Like Fred and Ginger: Architecture and Ballroom Dance
When my ballroom teacher said, “You’re an architect. You should know about the geometry of the dance patterns,” I started to think about the links between my foray into ballroom dancing and my passion for architecture. Just as dance is built upon music, the foundation of beautiful buildings is rhythm, grace, and harmony.
Architects have riffed on the connection of building to music and dance for many years. In the Czech Republic on a visit to explore my family’s history there, I felt the rhythms of “Fred and Ginger,” as the apartment house in Prague designed by Frank Gehry is known. The curves of the façade reflect the undulations of the Vlatava river that flows through the city, and suggest the quicksteps and foxtrot of the dance legends. The house’s patterns of columns and windows are based on artful measurements, much like the divisions of a musical composition into measures. Any great building combines rhythm and proportion in graceful exuberance!
In my ballroom classes, students first study the fundamentals of dance in in order to develop a strong foundation for the more elaborate patterns that come later.
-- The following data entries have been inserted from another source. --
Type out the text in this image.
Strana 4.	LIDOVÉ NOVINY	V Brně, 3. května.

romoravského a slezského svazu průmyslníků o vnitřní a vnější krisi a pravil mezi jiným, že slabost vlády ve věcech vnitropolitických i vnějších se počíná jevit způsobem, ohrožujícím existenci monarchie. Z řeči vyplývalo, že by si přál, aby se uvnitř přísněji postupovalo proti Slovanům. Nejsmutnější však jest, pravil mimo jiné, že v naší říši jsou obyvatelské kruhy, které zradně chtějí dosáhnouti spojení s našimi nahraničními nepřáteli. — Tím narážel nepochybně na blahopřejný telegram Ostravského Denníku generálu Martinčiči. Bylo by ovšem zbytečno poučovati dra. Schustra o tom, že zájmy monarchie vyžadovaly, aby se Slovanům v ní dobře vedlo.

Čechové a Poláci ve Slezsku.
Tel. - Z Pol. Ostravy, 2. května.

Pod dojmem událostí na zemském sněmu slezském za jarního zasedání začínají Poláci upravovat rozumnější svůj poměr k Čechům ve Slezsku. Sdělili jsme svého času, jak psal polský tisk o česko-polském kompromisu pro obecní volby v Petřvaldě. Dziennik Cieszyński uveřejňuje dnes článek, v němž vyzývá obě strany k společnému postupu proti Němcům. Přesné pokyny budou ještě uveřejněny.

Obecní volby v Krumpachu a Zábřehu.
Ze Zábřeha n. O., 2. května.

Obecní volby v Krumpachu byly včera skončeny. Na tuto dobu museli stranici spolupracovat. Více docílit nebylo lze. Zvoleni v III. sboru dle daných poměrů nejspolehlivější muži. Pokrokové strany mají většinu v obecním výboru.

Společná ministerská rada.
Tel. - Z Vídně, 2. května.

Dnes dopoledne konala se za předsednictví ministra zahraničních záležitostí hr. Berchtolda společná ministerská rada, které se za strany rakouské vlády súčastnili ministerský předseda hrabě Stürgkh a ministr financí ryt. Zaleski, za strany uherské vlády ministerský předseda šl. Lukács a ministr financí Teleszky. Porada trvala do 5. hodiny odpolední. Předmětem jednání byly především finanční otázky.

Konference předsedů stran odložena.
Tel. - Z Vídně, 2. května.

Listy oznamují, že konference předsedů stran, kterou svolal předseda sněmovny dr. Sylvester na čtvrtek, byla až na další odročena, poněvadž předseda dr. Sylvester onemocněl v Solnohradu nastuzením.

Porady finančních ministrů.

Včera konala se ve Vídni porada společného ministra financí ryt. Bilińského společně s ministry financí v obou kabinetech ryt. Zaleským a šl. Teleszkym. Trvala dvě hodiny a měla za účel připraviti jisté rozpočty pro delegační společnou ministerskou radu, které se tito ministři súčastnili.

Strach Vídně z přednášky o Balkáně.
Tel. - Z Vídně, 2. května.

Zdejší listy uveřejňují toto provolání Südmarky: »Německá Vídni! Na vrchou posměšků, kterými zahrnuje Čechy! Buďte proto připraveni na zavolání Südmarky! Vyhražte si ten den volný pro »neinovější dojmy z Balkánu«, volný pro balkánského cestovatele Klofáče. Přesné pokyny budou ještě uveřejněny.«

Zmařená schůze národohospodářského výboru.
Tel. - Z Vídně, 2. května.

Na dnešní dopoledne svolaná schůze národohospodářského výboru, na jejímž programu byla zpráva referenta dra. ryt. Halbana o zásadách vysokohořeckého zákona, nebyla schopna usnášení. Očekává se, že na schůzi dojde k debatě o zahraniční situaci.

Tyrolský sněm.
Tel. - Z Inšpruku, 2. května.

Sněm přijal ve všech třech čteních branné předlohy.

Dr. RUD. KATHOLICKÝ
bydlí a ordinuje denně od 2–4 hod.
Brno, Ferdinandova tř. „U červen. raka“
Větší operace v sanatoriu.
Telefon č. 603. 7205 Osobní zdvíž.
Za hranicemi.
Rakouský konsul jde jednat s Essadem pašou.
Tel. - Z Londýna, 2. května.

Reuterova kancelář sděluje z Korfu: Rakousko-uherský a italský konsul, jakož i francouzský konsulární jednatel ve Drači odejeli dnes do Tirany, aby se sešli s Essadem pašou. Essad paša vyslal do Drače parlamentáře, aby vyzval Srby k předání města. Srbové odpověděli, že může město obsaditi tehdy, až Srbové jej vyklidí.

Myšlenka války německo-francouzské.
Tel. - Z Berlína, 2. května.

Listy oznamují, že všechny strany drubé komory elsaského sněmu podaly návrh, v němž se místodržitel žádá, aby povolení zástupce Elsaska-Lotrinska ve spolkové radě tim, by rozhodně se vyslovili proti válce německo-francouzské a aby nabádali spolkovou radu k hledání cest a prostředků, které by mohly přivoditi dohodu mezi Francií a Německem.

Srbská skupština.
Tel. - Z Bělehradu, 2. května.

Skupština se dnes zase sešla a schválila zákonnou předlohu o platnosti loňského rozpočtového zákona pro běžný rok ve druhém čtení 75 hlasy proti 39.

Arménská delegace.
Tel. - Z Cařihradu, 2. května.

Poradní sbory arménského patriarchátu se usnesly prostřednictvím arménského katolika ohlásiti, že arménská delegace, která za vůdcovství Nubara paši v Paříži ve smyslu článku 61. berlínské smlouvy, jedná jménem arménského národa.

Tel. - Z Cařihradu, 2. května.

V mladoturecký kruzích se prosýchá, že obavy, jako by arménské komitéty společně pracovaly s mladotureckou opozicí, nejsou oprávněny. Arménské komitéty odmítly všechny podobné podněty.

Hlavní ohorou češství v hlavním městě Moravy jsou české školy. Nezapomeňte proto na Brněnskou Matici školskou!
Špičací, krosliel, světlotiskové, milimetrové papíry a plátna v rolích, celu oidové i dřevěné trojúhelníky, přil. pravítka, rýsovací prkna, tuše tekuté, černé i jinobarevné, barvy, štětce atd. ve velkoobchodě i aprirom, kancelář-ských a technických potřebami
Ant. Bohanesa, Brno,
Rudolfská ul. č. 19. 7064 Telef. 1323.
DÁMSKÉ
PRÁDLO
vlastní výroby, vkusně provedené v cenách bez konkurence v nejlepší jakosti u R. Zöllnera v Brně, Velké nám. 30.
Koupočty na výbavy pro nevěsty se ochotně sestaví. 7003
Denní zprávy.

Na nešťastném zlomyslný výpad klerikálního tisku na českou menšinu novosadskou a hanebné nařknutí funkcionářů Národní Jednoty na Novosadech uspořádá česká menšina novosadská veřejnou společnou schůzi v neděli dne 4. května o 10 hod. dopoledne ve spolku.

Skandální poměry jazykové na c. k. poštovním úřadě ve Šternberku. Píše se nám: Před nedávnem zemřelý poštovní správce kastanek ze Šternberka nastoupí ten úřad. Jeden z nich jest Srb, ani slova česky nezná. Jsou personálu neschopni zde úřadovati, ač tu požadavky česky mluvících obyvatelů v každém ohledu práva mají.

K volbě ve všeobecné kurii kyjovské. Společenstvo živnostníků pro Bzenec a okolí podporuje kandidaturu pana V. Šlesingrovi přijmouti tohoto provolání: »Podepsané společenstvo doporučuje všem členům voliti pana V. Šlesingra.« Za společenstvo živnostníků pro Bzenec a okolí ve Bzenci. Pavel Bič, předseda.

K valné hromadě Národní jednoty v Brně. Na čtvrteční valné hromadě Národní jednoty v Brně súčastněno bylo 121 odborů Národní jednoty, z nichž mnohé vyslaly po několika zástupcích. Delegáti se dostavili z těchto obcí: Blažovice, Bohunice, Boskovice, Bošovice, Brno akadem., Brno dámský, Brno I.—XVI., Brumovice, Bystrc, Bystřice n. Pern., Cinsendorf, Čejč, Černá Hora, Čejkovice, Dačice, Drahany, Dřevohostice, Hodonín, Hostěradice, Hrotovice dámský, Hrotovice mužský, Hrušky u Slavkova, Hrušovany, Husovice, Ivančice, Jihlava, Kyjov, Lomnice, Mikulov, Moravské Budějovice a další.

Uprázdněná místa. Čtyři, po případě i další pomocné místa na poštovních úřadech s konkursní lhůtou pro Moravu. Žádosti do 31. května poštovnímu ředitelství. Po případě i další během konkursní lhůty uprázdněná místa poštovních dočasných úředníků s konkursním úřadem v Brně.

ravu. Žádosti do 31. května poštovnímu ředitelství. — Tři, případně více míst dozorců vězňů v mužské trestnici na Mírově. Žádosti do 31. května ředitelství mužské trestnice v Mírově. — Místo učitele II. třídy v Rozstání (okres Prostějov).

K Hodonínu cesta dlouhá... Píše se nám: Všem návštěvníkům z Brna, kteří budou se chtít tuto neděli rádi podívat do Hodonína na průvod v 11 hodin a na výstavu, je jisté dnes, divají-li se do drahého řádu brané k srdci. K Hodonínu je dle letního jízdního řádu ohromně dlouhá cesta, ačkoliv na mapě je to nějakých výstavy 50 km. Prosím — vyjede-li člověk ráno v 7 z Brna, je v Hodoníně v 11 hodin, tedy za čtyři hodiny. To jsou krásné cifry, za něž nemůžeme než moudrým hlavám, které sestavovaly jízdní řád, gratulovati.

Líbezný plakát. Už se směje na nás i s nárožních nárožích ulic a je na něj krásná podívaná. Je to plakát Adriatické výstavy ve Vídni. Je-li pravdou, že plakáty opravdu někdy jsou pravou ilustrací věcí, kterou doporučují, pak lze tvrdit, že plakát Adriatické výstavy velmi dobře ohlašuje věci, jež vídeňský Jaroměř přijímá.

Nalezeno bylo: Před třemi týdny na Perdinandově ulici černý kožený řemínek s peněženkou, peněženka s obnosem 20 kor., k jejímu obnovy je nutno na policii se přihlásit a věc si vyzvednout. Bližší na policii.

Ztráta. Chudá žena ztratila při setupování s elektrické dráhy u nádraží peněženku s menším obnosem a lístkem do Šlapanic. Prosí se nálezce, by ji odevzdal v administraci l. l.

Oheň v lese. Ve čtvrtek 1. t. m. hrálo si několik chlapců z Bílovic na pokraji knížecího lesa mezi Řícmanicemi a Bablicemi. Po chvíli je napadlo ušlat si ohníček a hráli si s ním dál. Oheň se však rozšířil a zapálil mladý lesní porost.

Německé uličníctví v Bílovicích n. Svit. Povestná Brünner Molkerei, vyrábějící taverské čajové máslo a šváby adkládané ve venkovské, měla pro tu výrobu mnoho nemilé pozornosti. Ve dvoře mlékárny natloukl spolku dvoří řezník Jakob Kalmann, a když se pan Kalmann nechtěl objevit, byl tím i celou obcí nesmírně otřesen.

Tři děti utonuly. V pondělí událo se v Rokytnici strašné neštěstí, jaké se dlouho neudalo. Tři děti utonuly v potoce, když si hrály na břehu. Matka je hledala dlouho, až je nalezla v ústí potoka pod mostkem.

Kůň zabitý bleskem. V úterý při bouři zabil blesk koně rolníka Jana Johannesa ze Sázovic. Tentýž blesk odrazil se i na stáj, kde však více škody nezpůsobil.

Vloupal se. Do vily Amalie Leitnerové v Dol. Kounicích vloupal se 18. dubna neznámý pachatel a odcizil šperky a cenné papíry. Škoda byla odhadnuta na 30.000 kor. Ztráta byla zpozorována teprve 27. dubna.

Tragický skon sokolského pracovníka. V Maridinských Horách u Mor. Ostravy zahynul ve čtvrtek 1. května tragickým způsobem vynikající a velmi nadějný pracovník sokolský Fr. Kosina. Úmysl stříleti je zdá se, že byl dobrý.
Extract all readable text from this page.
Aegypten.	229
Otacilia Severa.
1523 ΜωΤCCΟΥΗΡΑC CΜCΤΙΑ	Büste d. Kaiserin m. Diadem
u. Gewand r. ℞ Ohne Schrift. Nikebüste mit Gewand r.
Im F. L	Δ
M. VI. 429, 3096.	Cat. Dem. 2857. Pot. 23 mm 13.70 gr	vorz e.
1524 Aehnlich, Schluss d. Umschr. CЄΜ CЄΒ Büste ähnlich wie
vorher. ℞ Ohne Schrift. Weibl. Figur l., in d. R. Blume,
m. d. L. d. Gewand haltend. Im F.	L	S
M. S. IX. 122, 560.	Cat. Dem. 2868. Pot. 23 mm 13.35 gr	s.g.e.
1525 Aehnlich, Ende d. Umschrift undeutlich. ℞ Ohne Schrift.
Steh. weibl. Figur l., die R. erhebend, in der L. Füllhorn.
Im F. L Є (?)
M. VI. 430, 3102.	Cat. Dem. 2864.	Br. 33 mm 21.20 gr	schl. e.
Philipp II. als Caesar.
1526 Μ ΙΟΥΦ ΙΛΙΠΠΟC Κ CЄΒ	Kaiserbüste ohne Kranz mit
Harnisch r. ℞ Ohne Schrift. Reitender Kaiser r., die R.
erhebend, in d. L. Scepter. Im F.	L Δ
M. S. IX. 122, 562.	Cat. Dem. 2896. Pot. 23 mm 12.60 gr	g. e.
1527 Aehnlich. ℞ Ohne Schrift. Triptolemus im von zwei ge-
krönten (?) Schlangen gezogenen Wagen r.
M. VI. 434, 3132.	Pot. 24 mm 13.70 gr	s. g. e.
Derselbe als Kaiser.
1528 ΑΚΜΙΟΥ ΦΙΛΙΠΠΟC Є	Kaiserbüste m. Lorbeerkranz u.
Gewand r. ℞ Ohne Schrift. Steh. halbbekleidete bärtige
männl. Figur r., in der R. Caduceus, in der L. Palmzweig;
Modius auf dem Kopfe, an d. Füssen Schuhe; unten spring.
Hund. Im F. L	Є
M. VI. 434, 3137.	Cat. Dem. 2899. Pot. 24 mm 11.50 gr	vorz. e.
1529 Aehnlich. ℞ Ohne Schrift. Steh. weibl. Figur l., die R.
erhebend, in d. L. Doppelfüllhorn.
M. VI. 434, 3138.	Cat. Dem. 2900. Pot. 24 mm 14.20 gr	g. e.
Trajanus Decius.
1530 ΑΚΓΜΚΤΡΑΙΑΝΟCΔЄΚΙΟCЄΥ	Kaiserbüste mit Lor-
Similarly, in architecture, a strong framework in terms of understanding the structure, function, and history of the building creates the basis for architectural play, surprise, and unique details. Jon, my ballroom instructor, explained that dance is based on lines and circles, and he once choreographed a dance with an axial pattern down the length of the ballroom floor. A well designed house uses the principle of major and minor axes, such as from the front door to the garden, or from the kitchen or dining room to an interesting interior view. When Emma, our couples’ teacher, urges us in rumba to “push off, and use the floor,” it reminds me of how a building needs to be in its own earth, to use gravity in order to soar. Dance has dips and lifts and a building should also have its own choreography, a blend of classical balance and surprise!